Figure 3.Effect of patient serum on the tumorigenicity of HEK293 cells. HEK293 cells were cultured for 2 weeks in human serum as stated in the figure. Cells were injected subcutaneously in NOD/SCID mice. Four weeks after injection, growing tumors were excised and their volumes were calculated. (a) Whisker plot for the size of the xenotransplants obtained with cells treated with the sera of patients who developed metastasis and those who did not, regardless of the groups (control, metastatic, screening, or monitoring). Note that metastatic patients’ sera gave rise to tumor significantly greater than those obtained with the sera of nonmetastatic patients (p < 0.01). (b) Whisker plot for the size of the xenotransplants obtained when the analysis was done using only xenotransplants obtained with cells treated with the sera of patients in the monitoring group. Note that metastatic patients’ sera gave rise to tumor significantly greater than those obtained with the sera of nonmetastatic patients (p < 0.01). (c) Barres plot showing xenotransplants obtained for each individual involved in the study. Values are mean ± SD (n = tumors obtained with 2–3 mice per group). The line represents the threshold for metastasis prediction (set at 0.13 cm3). *Blood collected pre-op. HEK293: human embryonic kidney 293; NOD/SCID: nonobese diabetic/severe combined immunodeficiency.
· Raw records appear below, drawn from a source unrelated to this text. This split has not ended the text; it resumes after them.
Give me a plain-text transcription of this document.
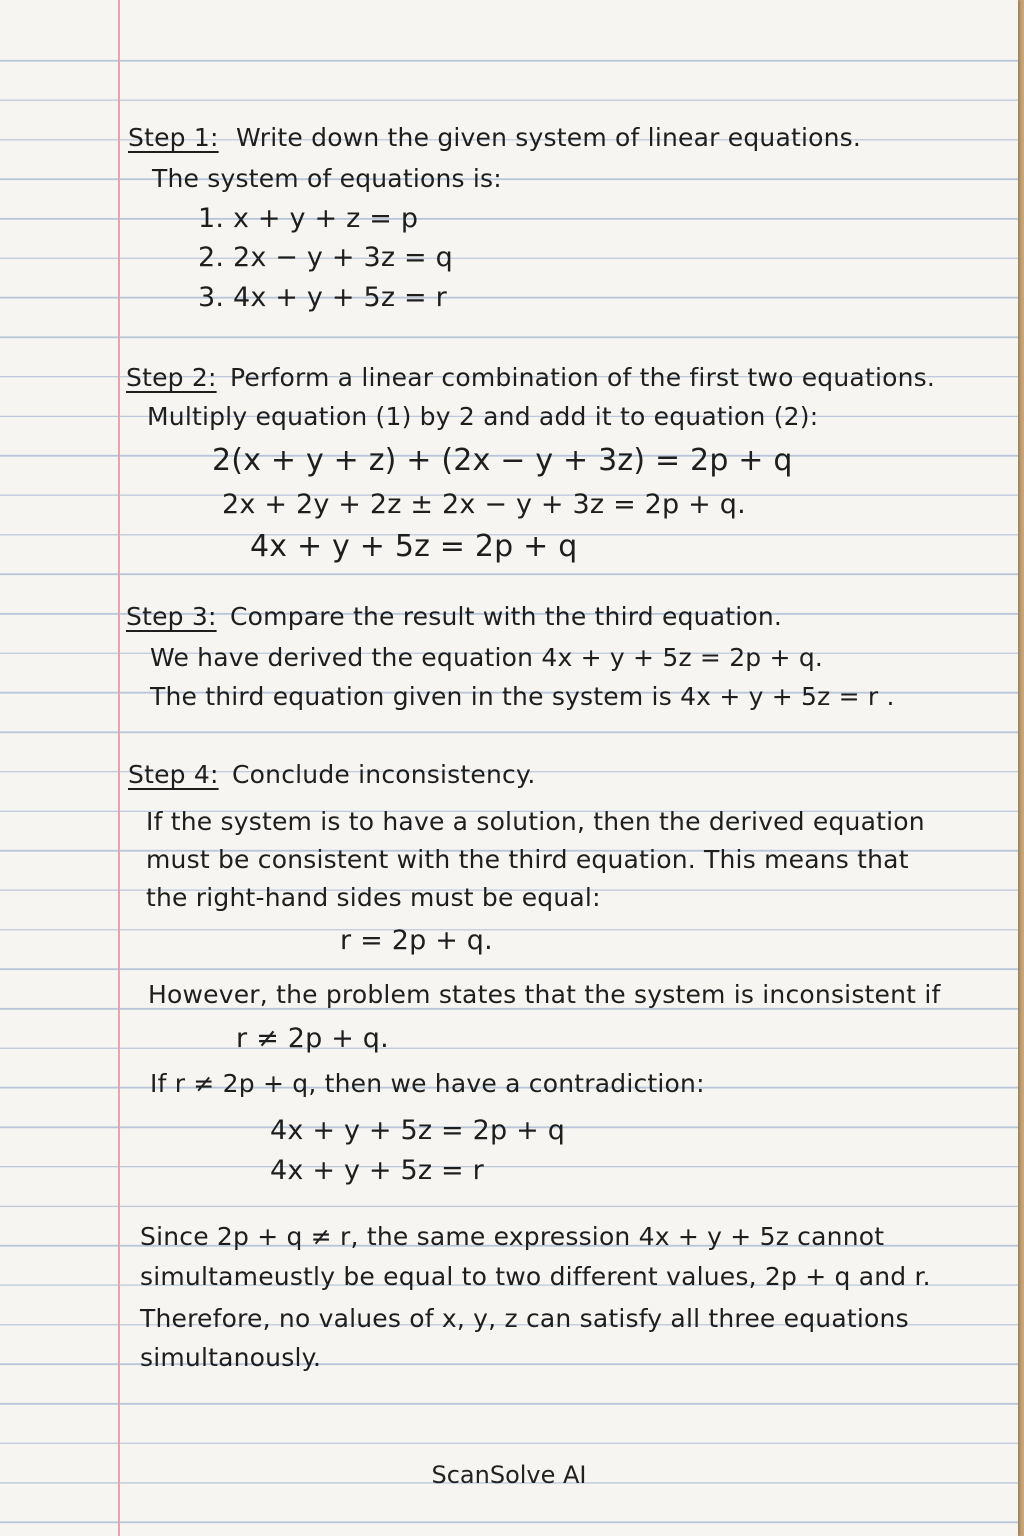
Step 1: Write down the given system of linear equations.
The system of equations is:
1. x + y + z = p
2. 2x − y + 3z = q
3. 4x + y + 5z = r
Step 2: Perform a linear combination of the first two equations.
Multiply equation (1) by 2 and add it to equation (2):
2(x + y + z) + (2x − y + 3z) = 2p + q
2x + 2y + 2z ± 2x − y + 3z = 2p + q.
4x + y + 5z = 2p + q
Step 3: Compare the result with the third equation.
We have derived the equation 4x + y + 5z = 2p + q.
The third equation given in the system is 4x + y + 5z = r .
Step 4: Conclude inconsistency.
If the system is to have a solution, then the derived equation
must be consistent with the third equation. This means that
the right-hand sides must be equal:
r = 2p + q.
However, the problem states that the system is inconsistent if
r ≠ 2p + q.
If r ≠ 2p + q, then we have a contradiction:
4x + y + 5z = 2p + q
4x + y + 5z = r
Since 2p + q ≠ r, the same expression 4x + y + 5z cannot
simultameustly be equal to two different values, 2p + q and r.
Therefore, no values of x, y, z can satisfy all three equations
simultanously.
ScanSolve AI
Figure 4.Effect of patient serum on the tumorigenicity of BRCA1-deficient fibroblasts. Cells were cultured for 2 weeks in human serum as stated in the figure. Cells were injected subcutaneously in NOD/SCID mice. Four weeks after injection, growing tumors were excised and their volumes were calculated. Barres plot display xenotransplants obtained for each individual involved in the study. Values are mean ± SD (n = tumors obtained with 2–3 mice per group). NOD/SCID: nonobese diabetic/severe combined immunodeficiency; BRCA1: breast cancer 1.